Discord vira palco de crimes: animais são mortos ao vivo; Veja

Expresso Rio
Cachorrinha vítima de extremistas. Foto: reprodução

Uma investigação da Polícia Civil de São Paulo revelou um cenário alarmante: servidores do Discord estão sendo usados por grupos extremistas, formados majoritariamente por adolescentes, para transmitir e lucrar com maus-tratos a animais. As práticas incluem violência contra cães e gatos exibida ao vivo, transformada em espetáculo dentro de comunidades fechadas.

Segundo a delegada Lisandréa Salvariego, responsável pelo Núcleo de Observação e Análise Digital (Noad), a lógica dentro desses grupos depende da transmissão em tempo real. “Só tem valor se for ao vivo, porque é assim que o autor prova que está cometendo o ato”, afirmou. Nesse ambiente, quanto mais extrema a violência, maior o reconhecimento e o status entre os integrantes.
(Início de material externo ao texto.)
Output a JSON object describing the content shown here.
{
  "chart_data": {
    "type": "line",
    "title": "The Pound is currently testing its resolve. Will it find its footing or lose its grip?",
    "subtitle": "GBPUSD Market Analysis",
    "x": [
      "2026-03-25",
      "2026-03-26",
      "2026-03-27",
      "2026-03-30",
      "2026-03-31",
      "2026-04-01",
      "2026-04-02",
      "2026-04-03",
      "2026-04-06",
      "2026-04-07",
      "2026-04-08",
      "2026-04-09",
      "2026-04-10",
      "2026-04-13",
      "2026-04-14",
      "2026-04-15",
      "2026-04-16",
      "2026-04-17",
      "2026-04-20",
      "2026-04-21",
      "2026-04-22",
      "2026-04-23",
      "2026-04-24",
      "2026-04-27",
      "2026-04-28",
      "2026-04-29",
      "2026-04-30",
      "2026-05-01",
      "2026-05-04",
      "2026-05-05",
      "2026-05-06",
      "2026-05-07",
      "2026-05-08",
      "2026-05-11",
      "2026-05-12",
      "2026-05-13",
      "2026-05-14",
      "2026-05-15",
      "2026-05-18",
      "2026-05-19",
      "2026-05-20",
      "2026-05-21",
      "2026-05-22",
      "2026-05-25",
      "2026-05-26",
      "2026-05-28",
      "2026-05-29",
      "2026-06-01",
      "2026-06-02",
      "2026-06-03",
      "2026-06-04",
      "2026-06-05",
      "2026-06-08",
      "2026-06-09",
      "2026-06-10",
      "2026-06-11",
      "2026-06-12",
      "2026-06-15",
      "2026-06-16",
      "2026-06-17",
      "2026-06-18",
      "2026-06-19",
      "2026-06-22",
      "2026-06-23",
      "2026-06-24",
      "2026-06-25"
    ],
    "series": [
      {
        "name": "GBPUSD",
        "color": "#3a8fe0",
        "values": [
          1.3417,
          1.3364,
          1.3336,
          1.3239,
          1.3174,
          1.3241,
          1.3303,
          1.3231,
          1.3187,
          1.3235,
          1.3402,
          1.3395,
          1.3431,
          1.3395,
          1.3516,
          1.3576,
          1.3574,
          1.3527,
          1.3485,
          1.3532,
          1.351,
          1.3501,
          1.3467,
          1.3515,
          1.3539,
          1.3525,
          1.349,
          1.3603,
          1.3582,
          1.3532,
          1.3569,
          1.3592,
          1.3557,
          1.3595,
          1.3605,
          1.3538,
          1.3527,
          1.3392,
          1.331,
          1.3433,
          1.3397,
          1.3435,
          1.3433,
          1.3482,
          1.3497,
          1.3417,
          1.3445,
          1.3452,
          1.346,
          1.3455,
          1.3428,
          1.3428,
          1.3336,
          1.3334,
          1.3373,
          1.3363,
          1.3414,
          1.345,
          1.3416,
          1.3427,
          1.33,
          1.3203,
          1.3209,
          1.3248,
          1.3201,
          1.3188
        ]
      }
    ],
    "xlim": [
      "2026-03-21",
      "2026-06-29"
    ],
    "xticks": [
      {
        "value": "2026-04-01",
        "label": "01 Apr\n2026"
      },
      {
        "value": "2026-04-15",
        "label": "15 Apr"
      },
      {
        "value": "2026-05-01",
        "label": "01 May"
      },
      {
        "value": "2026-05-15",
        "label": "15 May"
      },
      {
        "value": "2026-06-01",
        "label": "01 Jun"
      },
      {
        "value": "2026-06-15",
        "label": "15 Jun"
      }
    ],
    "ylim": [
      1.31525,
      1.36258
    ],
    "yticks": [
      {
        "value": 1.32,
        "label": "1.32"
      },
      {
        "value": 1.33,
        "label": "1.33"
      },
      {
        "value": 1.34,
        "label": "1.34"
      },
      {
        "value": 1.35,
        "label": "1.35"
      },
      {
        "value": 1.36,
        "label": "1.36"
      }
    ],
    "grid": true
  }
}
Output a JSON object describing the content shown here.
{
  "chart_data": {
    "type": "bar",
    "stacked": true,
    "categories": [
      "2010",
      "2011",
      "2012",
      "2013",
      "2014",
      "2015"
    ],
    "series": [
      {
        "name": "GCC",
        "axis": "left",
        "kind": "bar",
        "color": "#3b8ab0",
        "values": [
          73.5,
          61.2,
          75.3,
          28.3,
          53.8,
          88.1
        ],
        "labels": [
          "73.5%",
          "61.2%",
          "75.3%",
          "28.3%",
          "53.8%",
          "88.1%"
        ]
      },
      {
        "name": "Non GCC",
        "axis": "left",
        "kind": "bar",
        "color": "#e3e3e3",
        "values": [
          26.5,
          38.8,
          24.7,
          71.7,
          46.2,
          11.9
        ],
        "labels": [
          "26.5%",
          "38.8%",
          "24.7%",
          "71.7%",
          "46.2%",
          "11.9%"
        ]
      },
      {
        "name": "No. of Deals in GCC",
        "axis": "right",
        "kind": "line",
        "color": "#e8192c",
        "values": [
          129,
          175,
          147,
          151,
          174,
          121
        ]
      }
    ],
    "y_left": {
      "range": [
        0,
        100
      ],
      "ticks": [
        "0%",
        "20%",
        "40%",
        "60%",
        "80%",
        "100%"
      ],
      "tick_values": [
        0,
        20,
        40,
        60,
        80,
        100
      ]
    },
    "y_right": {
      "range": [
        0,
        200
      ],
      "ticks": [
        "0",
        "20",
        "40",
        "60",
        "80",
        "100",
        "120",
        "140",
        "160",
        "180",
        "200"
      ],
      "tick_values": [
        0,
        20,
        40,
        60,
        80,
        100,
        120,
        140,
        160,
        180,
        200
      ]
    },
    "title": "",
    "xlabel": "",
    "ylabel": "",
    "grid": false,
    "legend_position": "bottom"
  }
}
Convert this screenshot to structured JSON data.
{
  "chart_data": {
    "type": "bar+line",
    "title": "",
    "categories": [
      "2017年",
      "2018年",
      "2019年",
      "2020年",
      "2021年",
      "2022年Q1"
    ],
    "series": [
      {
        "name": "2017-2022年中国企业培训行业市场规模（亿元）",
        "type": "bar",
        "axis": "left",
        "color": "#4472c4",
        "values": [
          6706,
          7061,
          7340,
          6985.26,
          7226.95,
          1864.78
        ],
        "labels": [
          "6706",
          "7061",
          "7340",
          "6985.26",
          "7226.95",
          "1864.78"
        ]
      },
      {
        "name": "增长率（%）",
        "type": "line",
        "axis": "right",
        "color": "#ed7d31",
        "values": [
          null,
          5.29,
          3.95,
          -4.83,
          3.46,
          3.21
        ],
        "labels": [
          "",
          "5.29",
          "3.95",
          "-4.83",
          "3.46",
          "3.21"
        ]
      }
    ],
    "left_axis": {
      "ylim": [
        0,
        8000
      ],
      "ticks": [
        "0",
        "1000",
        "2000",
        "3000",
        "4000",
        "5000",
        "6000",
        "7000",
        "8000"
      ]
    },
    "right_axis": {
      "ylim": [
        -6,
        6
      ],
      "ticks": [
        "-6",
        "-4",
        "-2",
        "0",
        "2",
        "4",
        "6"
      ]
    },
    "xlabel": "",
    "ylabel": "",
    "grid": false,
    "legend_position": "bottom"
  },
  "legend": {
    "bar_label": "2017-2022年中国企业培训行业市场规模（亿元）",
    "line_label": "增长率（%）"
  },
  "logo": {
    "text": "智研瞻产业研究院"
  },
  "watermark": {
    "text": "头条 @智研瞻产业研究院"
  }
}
As investigações apontam que o público não atua apenas como espectador. Há participação ativa nas transmissões, com usuários incentivando as agressões durante as lives. Em um dos registros analisados, mensagens encorajavam o agressor a intensificar a violência contra o animal.

De acordo com a polícia, o problema é recorrente. Em média, entre 10 e 15 animais são vítimas de maus-tratos por noite nesses espaços digitais monitorados.

Outro ponto que chamou a atenção dos investigadores é o uso de coação para recrutar novos participantes. Adolescentes são atraídos para os grupos e, após o envio de imagens íntimas, passam a ser vítimas de ameaças e chantagens. Sob pressão, são obrigados a participar das transmissões, muitas vezes utilizando animais da própria família. Segundo a delegada, mais de mil animais já foram salvos em operações desse tipo.

Abaixo, prints de telas demonstrando os abusos:

Um dos casos acompanhados envolveu um jovem no Ceará que planejava matar cães da família durante uma live. A ação foi impedida após monitoramento e denúncia, permitindo que a polícia agisse antes da execução. Os animais foram encontrados vivos.

Em outra ocorrência, um suspeito de 19 anos foi preso sob acusação de ter matado mais de 100 animais. De acordo com a investigação, o objetivo era demonstrar poder dentro da comunidade virtual.

Para a Polícia Civil, o impacto vai além da crueldade contra animais. O material reunido indica um processo de dessensibilização progressiva. “A repetição gera perda de empatia. Eles treinam para não sentir nada”, explicou a delegada. Estudos analisados no inquérito sugerem que esse tipo de comportamento pode funcionar como preparação emocional para crimes mais graves.

A polícia também critica a postura das plataformas digitais. Segundo Lisandréa, o Discord não tem respondido com a rapidez necessária diante da gravidade dos casos. Atualmente, o núcleo paulista monitora cerca de 1.800 grupos ativos em todo o país.

O dado mais preocupante, segundo a investigação, é o perfil dos envolvidos. A maioria é formada por jovens. “Esses são os futuros adultos da sociedade”, alertou a delegada.